Flu vaccine can reduce seasonal illness
Summer is coming to an end and with that, flu season is just around the corner. Now is the time to start making plans to receive the flu vaccine, which offers the best protection against becoming sick with the seasonal illness.
Residents should get the flu vaccine before the virus begins spreading in the community. It takes about two weeks after vaccination for antibodies that protect against the flu to develop in the body. The Centers for Disease Control and Prevention (CDC) suggests getting the vaccine before the end of October. However, getting the vaccine later is still beneficial.
Children who need two doses of vaccine to protect against the flu should start the vaccination process sooner as the two doses must be given at least four weeks apart.
“It’s unusual to see flu outbreaks this early in the season, but we’ve seen two fairly active seasons the past two years,” said Eileen Dawley, RN, chief nursing officer. “It’s better to go ahead and get your flu vaccine early rather than later so that you have the best protection.”
People 6 months and older should be vaccinated for the flu. Vaccination is especially important for certain high-risk groups including those age 65 and older, pregnant women, young children and those with chronic health conditions who are at higher risk for complications or even death if they get the flu.
Vaccination is also important for health care workers and others who live with or care for high risk people to keep from spreading the flu to them.
The flu vaccine does not cause flu illness, as some may think, Dawley said. The viruses in the flu shot are inactivated, meaning they are dead, so they cannot cause an infection.
While the flu spreads every year, the timing and length of the season varies from one year to another, as do the flu viruses that will circulate. There are many different flu viruses and they are constantly changing. Composition of the U.S. flu vaccines is reviewed annually as needed to match circulating flu viruses.
Remember to stop spread of the flu and other illnesses by covering all coughs and sneezes with elbows, washing hands frequently, disinfecting commonly touched surfaces and staying home when sick.
Flu-like symptoms include fever, cough, sore throat, runny or stuffy nose, body aches, headache, chills and fatigue.

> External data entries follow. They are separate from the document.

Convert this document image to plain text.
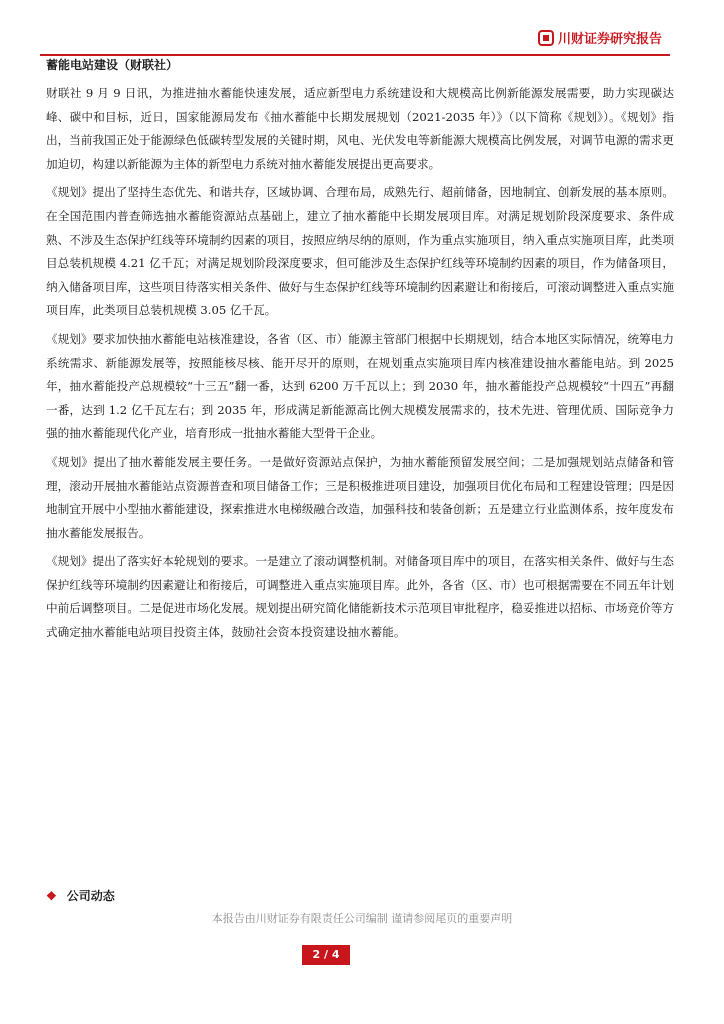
川财证券研究报告
蓄能电站建设（财联社）

财联社 9 月 9 日讯，为推进抽水蓄能快速发展，适应新型电力系统建设和大规模高比例新能源发展需要，助力实现碳达峰、碳中和目标，近日，国家能源局发布《抽水蓄能中长期发展规划（2021-2035 年）》（以下简称《规划》）。《规划》指出，当前我国正处于能源绿色低碳转型发展的关键时期，风电、光伏发电等新能源大规模高比例发展，对调节电源的需求更加迫切，构建以新能源为主体的新型电力系统对抽水蓄能发展提出更高要求。

《规划》提出了坚持生态优先、和谐共存，区域协调、合理布局，成熟先行、超前储备，因地制宜、创新发展的基本原则。在全国范围内普查筛选抽水蓄能资源站点基础上，建立了抽水蓄能中长期发展项目库。对满足规划阶段深度要求、条件成熟、不涉及生态保护红线等环境制约因素的项目，按照应纳尽纳的原则，作为重点实施项目，纳入重点实施项目库，此类项目总装机规模 4.21 亿千瓦；对满足规划阶段深度要求，但可能涉及生态保护红线等环境制约因素的项目，作为储备项目，纳入储备项目库，这些项目待落实相关条件、做好与生态保护红线等环境制约因素避让和衔接后，可滚动调整进入重点实施项目库，此类项目总装机规模 3.05 亿千瓦。

《规划》要求加快抽水蓄能电站核准建设，各省（区、市）能源主管部门根据中长期规划，结合本地区实际情况，统筹电力系统需求、新能源发展等，按照能核尽核、能开尽开的原则，在规划重点实施项目库内核准建设抽水蓄能电站。到 2025 年，抽水蓄能投产总规模较“十三五”翻一番，达到 6200 万千瓦以上；到 2030 年，抽水蓄能投产总规模较“十四五”再翻一番，达到 1.2 亿千瓦左右；到 2035 年，形成满足新能源高比例大规模发展需求的，技术先进、管理优质、国际竞争力强的抽水蓄能现代化产业，培育形成一批抽水蓄能大型骨干企业。

《规划》提出了抽水蓄能发展主要任务。一是做好资源站点保护，为抽水蓄能预留发展空间；二是加强规划站点储备和管理，滚动开展抽水蓄能站点资源普查和项目储备工作；三是积极推进项目建设，加强项目优化布局和工程建设管理；四是因地制宜开展中小型抽水蓄能建设，探索推进水电梯级融合改造，加强科技和装备创新；五是建立行业监测体系，按年度发布抽水蓄能发展报告。

《规划》提出了落实好本轮规划的要求。一是建立了滚动调整机制。对储备项目库中的项目，在落实相关条件、做好与生态保护红线等环境制约因素避让和衔接后，可调整进入重点实施项目库。此外，各省（区、市）也可根据需要在不同五年计划中前后调整项目。二是促进市场化发展。规划提出研究简化储能新技术示范项目审批程序，稳妥推进以招标、市场竞价等方式确定抽水蓄能电站项目投资主体，鼓励社会资本投资建设抽水蓄能。

❖ 公司动态
本报告由川财证券有限责任公司编制 谨请参阅尾页的重要声明
2 / 4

Some people, especially children, may have vomiting and diarrhea. People may also be infected with flu and have respiratory symptoms without a fever.
The flu vaccine can reduce flu illness and flu-related hospitalizations. Flu vaccinations can reduce doctor visits, missed days at work and missed days at school,” Dawley added. “It is important to get your flu vaccine each year. Your immune protection from vaccination drops over time so yearly vaccines help make sure you have the best protection available against the flu.”
Take everyday preventive actions to stop the spread of germs:
• Try to avoid close contact with those who are sick.
• While sick, limit contact with others as much as possible to keep from infecting them.
• If sick with flu-like illness, stay home for at least 24 hours after the fever is gone, except to get medical care or for other necessities.
• Cover the nose and mouth with a tissue when coughing or sneezing. Throw the tissue away after use and wash hands.
• Wash hands often with soap and water. If soap and water are not available, use an alcohol-based hand rub.
• Avoid touching eyes, nose and mouth. Germs spread this way.
• Clean and disinfect surfaces and objects that may be contaminated with germs like flu.
The flu is a potentially serious disease that can lead to hospitalization and sometimes even death. Every flu season is different, and flu infection can affect people differently. The exact timing and duration of flu seasons can vary, but flu activity often begins to increase in October. Most of the time flu activity peaks between December and February, although activity can last as late as May.